How do you start a blog post about sleep deprivation, when you’re a little sleep deprived? Much like you start or don’t ever finish anything: poorly and slowly!
Are you reading this at 3am while someone very small is a) eating b) crying or c) pooping? Or is it nice and sunny outside but you’re a little disgruntled because you did not really get as much sleep as you’d wanted out of the nighttime hours?
I know how you feel! As a new mom, sleep deprivation is unavoidable. It’s probably one of the first pieces of advice you received when you revealed that you’d be adding a child to your family: “well, get your sleep now!”. Such a cheerful piece of advice, always coming from someone who probably just slept 8 hours straight.
For me, the sleep deprivation started in 2008. My body decided to get me ready for night wakings by waking me on its own multiple times a night starting at around the 7th month of pregnancy. Then, of course, came the newborn phase…which lasted until my son was 10 months old. By then I was 4 months pregnant with my daughter. My body went back to waking me up all night, right up until the day I gave birth the second time (on about 4 hours sleep over a 24 hour period). Then another newborn period, and a baby who is now one year old and still not “technically” sleeping through the night. And yet, I’d like to think that I have not yet fully lost my mind.
What can I say to encourage you other moms out there? One thing I will not say is: “Oh, it only lasts the first few weeks/months and then they start sleeping through the night”. Raise your hand if you’ve proven that one wrong? Thank you. At least I know I’m not alone.
Don’t overestimate how much you can get done when you’re sleep deprived. A wise woman once explained to me when I was a brand-new mom that sometimes one or two planned outings per week is going to be all I can do, and that’s fine. For me, sometimes that outing is the grocery store and the park. What I’m saying is: don’t plan to go to the store, meet a friend for lunch, and then go to the park all in one day. Certainly do not plan every single day of your week with back-to-back activities. You’re going to run out of energy at some point and it’s all going to go south from there.

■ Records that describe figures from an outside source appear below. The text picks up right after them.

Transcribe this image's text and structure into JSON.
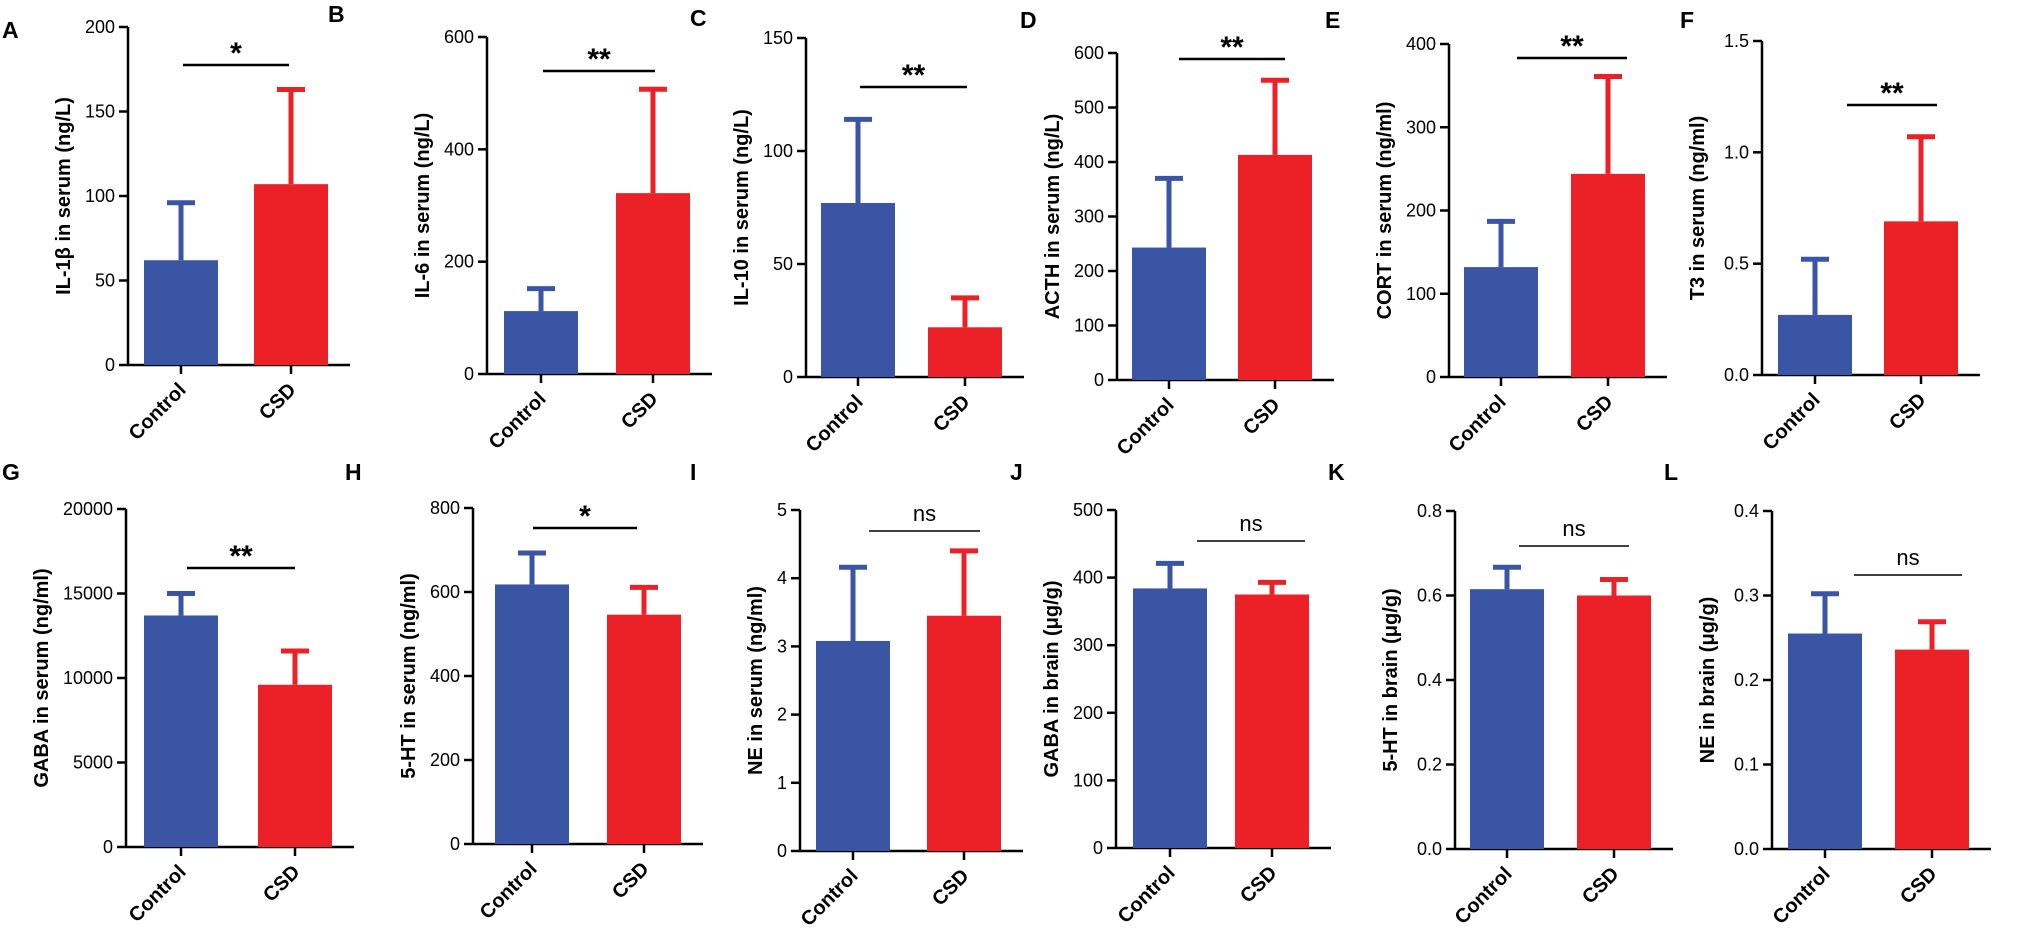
{
  "colors": {
    "control": "#3a55a4",
    "csd": "#ec2027",
    "axis": "#000000"
  },
  "chart_data": [
    {
      "panel": "A",
      "type": "bar",
      "categories": [
        "Control",
        "CSD"
      ],
      "ylabel": "IL-1β in serum (ng/L)",
      "ylim": [
        0,
        200
      ],
      "ticks": [
        "0",
        "50",
        "100",
        "150",
        "200"
      ],
      "values": [
        62,
        107
      ],
      "errors": [
        34,
        56
      ],
      "significance": "*"
    },
    {
      "panel": "B",
      "type": "bar",
      "categories": [
        "Control",
        "CSD"
      ],
      "ylabel": "IL-6 in serum (ng/L)",
      "ylim": [
        0,
        600
      ],
      "ticks": [
        "0",
        "200",
        "400",
        "600"
      ],
      "values": [
        112,
        322
      ],
      "errors": [
        40,
        185
      ],
      "significance": "**"
    },
    {
      "panel": "C",
      "type": "bar",
      "categories": [
        "Control",
        "CSD"
      ],
      "ylabel": "IL-10 in serum (ng/L)",
      "ylim": [
        0,
        150
      ],
      "ticks": [
        "0",
        "50",
        "100",
        "150"
      ],
      "values": [
        77,
        22
      ],
      "errors": [
        37,
        13
      ],
      "significance": "**"
    },
    {
      "panel": "D",
      "type": "bar",
      "categories": [
        "Control",
        "CSD"
      ],
      "ylabel": "ACTH in serum (ng/L)",
      "ylim": [
        0,
        600
      ],
      "ticks": [
        "0",
        "100",
        "200",
        "300",
        "400",
        "500",
        "600"
      ],
      "values": [
        243,
        413
      ],
      "errors": [
        127,
        137
      ],
      "significance": "**"
    },
    {
      "panel": "E",
      "type": "bar",
      "categories": [
        "Control",
        "CSD"
      ],
      "ylabel": "CORT in serum (ng/ml)",
      "ylim": [
        0,
        400
      ],
      "ticks": [
        "0",
        "100",
        "200",
        "300",
        "400"
      ],
      "values": [
        132,
        244
      ],
      "errors": [
        55,
        117
      ],
      "significance": "**"
    },
    {
      "panel": "F",
      "type": "bar",
      "categories": [
        "Control",
        "CSD"
      ],
      "ylabel": "T3 in serum (ng/ml)",
      "ylim": [
        0,
        1.5
      ],
      "ticks": [
        "0.0",
        "0.5",
        "1.0",
        "1.5"
      ],
      "values": [
        0.27,
        0.69
      ],
      "errors": [
        0.25,
        0.38
      ],
      "significance": "**"
    },
    {
      "panel": "G",
      "type": "bar",
      "categories": [
        "Control",
        "CSD"
      ],
      "ylabel": "GABA in serum (ng/ml)",
      "ylim": [
        0,
        20000
      ],
      "ticks": [
        "0",
        "5000",
        "10000",
        "15000",
        "20000"
      ],
      "values": [
        13700,
        9600
      ],
      "errors": [
        1300,
        2000
      ],
      "significance": "**"
    },
    {
      "panel": "H",
      "type": "bar",
      "categories": [
        "Control",
        "CSD"
      ],
      "ylabel": "5-HT in serum (ng/ml)",
      "ylim": [
        0,
        800
      ],
      "ticks": [
        "0",
        "200",
        "400",
        "600",
        "800"
      ],
      "values": [
        618,
        546
      ],
      "errors": [
        75,
        65
      ],
      "significance": "*"
    },
    {
      "panel": "I",
      "type": "bar",
      "categories": [
        "Control",
        "CSD"
      ],
      "ylabel": "NE in serum (ng/ml)",
      "ylim": [
        0,
        5
      ],
      "ticks": [
        "0",
        "1",
        "2",
        "3",
        "4",
        "5"
      ],
      "values": [
        3.08,
        3.45
      ],
      "errors": [
        1.08,
        0.95
      ],
      "significance": "ns"
    },
    {
      "panel": "J",
      "type": "bar",
      "categories": [
        "Control",
        "CSD"
      ],
      "ylabel": "GABA in brain (μg/g)",
      "ylim": [
        0,
        500
      ],
      "ticks": [
        "0",
        "100",
        "200",
        "300",
        "400",
        "500"
      ],
      "values": [
        384,
        375
      ],
      "errors": [
        37,
        18
      ],
      "significance": "ns"
    },
    {
      "panel": "K",
      "type": "bar",
      "categories": [
        "Control",
        "CSD"
      ],
      "ylabel": "5-HT in brain (μg/g)",
      "ylim": [
        0,
        0.8
      ],
      "ticks": [
        "0.0",
        "0.2",
        "0.4",
        "0.6",
        "0.8"
      ],
      "values": [
        0.615,
        0.6
      ],
      "errors": [
        0.052,
        0.038
      ],
      "significance": "ns"
    },
    {
      "panel": "L",
      "type": "bar",
      "categories": [
        "Control",
        "CSD"
      ],
      "ylabel": "NE in brain (μg/g)",
      "ylim": [
        0,
        0.4
      ],
      "ticks": [
        "0.0",
        "0.1",
        "0.2",
        "0.3",
        "0.4"
      ],
      "values": [
        0.255,
        0.236
      ],
      "errors": [
        0.047,
        0.033
      ],
      "significance": "ns"
    }
  ]
}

If you can avoid making major decisions until you get a handle on your sleep, postpone! A group of friends advised us to put off buying a new house for the first 6 months of my daughter’s life. At first I was disappointed because the house we were in was small and I wanted more space, but it was great advice. There was no way I could have participated in intelligent negotiations and savvy renovations without a clear(er) head.
Now is not the time to diet. I’m not saying that you should over-indulge your every whim, but don’t start on your juice fast or your Master Cleanse until you’re getting at least 5 hours of consecutive sleep (and longer if you’re breastfeeding). What you want to do is get plenty of fruits, vegetables, water and grains. You might notice that your body craves carbs when sleep deprived. Or is that just me? Either way, if you can make them whole grains, that will help keep you from feeling bloated and uncomfortable. And, er, it will keep you more regular.
Get dressed, wear makeup! Make it a priority to take a shower first thing in the morning. Occasionally even shave your legs and dry your hair. You will be amazed how much more awake and energetic you will feel for the rest of the day. I like to dump my children on my husband in the morning before he is fully awake while I shower. He’s a great sport about it! As for makeup, here is a tip that makes you look more awake: highlighter cream. I swear by it. Rub some in the corners of your eyes and across your cheekbones. I’ve had people remark that I look like my baby is sleeping through the night already. Oh, if only they knew…
Finally, sleep is not actually the goal. I’m told we’ll have plenty of time for sleep when our kids are older. I can’t vouch for that, but it sounds hopeful. My biggest revelation came when I realized that how much sleep I got last night (or last week, or last month) does not determine how I will live my life today. What my kids need is a mom who is present in the moment and loves them unconditionally. They don’t care if I have trouble finishing sentences, or if I sometimes fall asleep while reading stories! I take it one moment at a time, and try to keep it in perspective.
I’d love to share more tips but I predict one of my children waking up within the next few hours. Do you have any tips to share with other new moms?